La séance était destinée à l’élection des membres des différentes commissions et des représentants de la CINOR dans divers établissements et sociétés.
Maurice Gironcel a rappelé que cette mandature est placée sous le signe de la gouvernance partagée des trois communes membres de la communauté d’agglomération. Après un premier Conseil communautaire organisé à Saint-Denis, celui d’hier à Sainte-Suzanne précédait le prochain qui se tiendra à la salle polyvalente de Duparc à Sainte-Marie. Ceci permettra aux conseillers qui n’en ont pas eu l’occasion de mieux connaître toutes les communes qui composent le territoire de la collectivité.
Cette gouvernance partagée s’est également concrétisée dans la répartition des responsabilités. Depuis 2014, les élections des délégués communautaires ont lieu en même temps que les élections municipales. Les majorités et oppositions municipales siègent donc dans le même conseil communautaire. Cela se traduit par l’existence de sept groupes d’élus issus de sensibilités politiques différentes à la CINOR.

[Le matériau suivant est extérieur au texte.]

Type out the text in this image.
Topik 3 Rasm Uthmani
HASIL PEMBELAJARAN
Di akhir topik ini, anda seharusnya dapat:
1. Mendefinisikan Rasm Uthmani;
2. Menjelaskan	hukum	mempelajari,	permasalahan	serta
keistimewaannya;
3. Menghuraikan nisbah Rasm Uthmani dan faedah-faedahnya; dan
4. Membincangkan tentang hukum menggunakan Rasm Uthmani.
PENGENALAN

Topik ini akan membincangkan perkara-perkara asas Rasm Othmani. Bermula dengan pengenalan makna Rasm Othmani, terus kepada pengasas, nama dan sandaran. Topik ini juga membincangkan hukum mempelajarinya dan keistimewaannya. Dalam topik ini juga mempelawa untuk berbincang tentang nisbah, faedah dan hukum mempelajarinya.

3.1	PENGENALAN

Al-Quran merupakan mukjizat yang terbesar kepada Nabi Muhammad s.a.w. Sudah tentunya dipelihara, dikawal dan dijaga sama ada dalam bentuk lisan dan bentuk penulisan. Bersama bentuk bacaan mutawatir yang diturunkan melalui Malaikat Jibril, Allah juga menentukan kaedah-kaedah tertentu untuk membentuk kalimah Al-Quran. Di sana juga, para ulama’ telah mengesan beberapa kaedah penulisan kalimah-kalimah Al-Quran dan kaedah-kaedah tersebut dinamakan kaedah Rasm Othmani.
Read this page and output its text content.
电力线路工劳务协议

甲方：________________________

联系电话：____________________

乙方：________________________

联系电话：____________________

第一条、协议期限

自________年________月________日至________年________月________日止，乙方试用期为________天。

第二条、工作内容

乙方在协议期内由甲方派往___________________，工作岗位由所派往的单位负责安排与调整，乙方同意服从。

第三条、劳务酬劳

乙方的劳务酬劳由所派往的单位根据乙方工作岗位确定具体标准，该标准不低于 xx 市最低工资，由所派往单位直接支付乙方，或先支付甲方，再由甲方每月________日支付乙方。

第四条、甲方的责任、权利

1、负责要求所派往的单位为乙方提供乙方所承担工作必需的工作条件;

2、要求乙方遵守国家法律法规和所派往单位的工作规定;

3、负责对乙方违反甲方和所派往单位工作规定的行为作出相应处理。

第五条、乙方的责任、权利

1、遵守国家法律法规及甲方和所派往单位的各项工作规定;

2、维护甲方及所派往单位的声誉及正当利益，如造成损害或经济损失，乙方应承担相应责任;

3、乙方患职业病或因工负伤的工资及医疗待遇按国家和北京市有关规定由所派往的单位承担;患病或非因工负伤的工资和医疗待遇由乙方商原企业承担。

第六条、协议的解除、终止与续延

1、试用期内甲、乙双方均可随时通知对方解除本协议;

Vers un plan pluriannuel d’investissements

L’élection des membres des commissions thématiques de la collectivité a donc fort logiquement traduit dans les faits la gouvernance partagée : toutes les composantes politiques de la CINOR font partie de ces commissions, elles seront donc toutes associées aux travaux du mandat qui commence.
Pour chaque commission, une liste unique était présentée. Chaque vote a donné lieu à une quasi-unanimité. Ce fut le même cas lors de l’élection des représentants de la CINOR dans les organismes extérieurs à l’exception pour l’Agence régionale de Santé où deux candidatures pour un même poste furent déclarées. Ce furent les seuls votes contre enregistrés de la journée.
Gilbert Annette a rappelé les prochaines échéances urgentes : une évaluation de la situation de la CINOR et la réalisation d’un plan pluriannuel d’investissements pour un développement harmonieux des trois communes.
Désormais, il est clair que le temps des élections est passé à la CINOR. Place désormais à la gouvernance partagée ouverte à toutes les composantes politiques représentatives d’un territoire.

M.M.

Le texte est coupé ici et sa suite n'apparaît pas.